Et les vacances, c’est… comment dire… notre plaisir familial. Une semaine coupés de notre mode de vie habituel. Une semaine à profiter de nos enfants à 200%, mais aussi une semaine pour se détendre, rigoler et jouer. Même si c’est une semaine au camping du coin, cette coupure est essentiel pour nous, pour notre relation avec nos enfants. On pourrait s’en passer. Les vacances ne sont pas une “obligation” en soi, mais c’est tellement enrichissant pour chacun, autant pour les enfants que pour nous.

Quand nous regardons à travers le monde, un appartement de la grandeur que nous avons ferait rêver grand nombre de famille. Nous sommes loin de la case de centre Afrique, ou des maisons de tôles dans les bidonvilles d’Amérique latine. Nous sommes conscients de la chance que nous avons d’avoir un appartement, avec suffisamment de pièces pour que chacun se sente à l’aise. Mais nous pourrions certainement vivre dans un appartement plus petit quand même, ça n’en fait pas de doute. Mais on se sent bien ici. Nous apprécions le quartier, nous apprécions le voisinage. Cet environnement fait partie intégrante de notre bonheur.

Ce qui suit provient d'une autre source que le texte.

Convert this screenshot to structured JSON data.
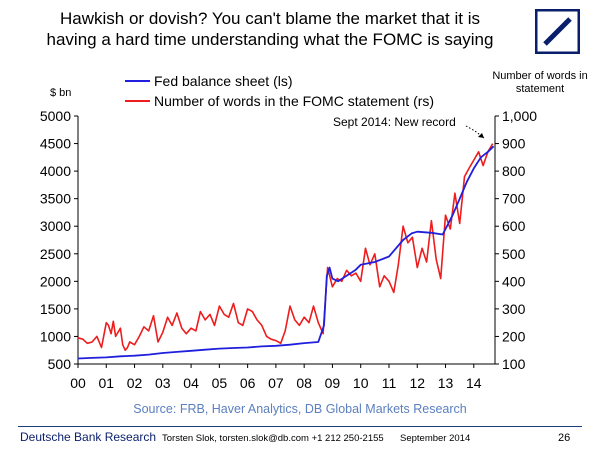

Alors oui, nous pourrions faire comme tout le monde, et se sacrifier, se serrer le ceinture et atteindre l’objectif social d’avoir une maison, de devenir propriétaires. Mais après toutes ses réflexions, ce n’est plus notre désir.

Le bonheur avant tout

Alors voilà, il est clair que pour nous, acheter une maison n’est pas plus important que notre vie de famille. La relation que nous entretenons entre nous, au sein du couple et avec nos enfants, est prioritaire sur le reste. Nous voulons profiter de ce bonheur familiale qu’importe que cela implique ne pas être propriétaire d’un bien immobilier.

Certes, c’est un choix. Certains dirons qu’il faut savoir se serrer le ceinture pour avoir une meilleure qualité de vie après. Et bien, c’est leur choix. Nous avons pris la décision de vivre cette vie que nous avons, cette seule et unique vie qui nous a été donnée, sans devoir se mettre la corde autour du coup. Et ne pas entrer dans la spirale de l’endettement.

Alors oui, cela peut sembler lâche. On pourrait nous dire qu’on a pas envie de faire des efforts, qu’on reste bloqués par nos peurs de l’échec, notre peur d’un inconfort financier. Moi je pense que justement, c’est courageux de vouloir faire selon nos valeurs. Et ne pas suivre bêtement comme des moutons le mouvement de notre société.

Notre plus grand bonheur, c’est d’être heureux en famille!!!

Et vous, faites-vous des choix qui vont à l’encontre de la société d’aujourd’hui?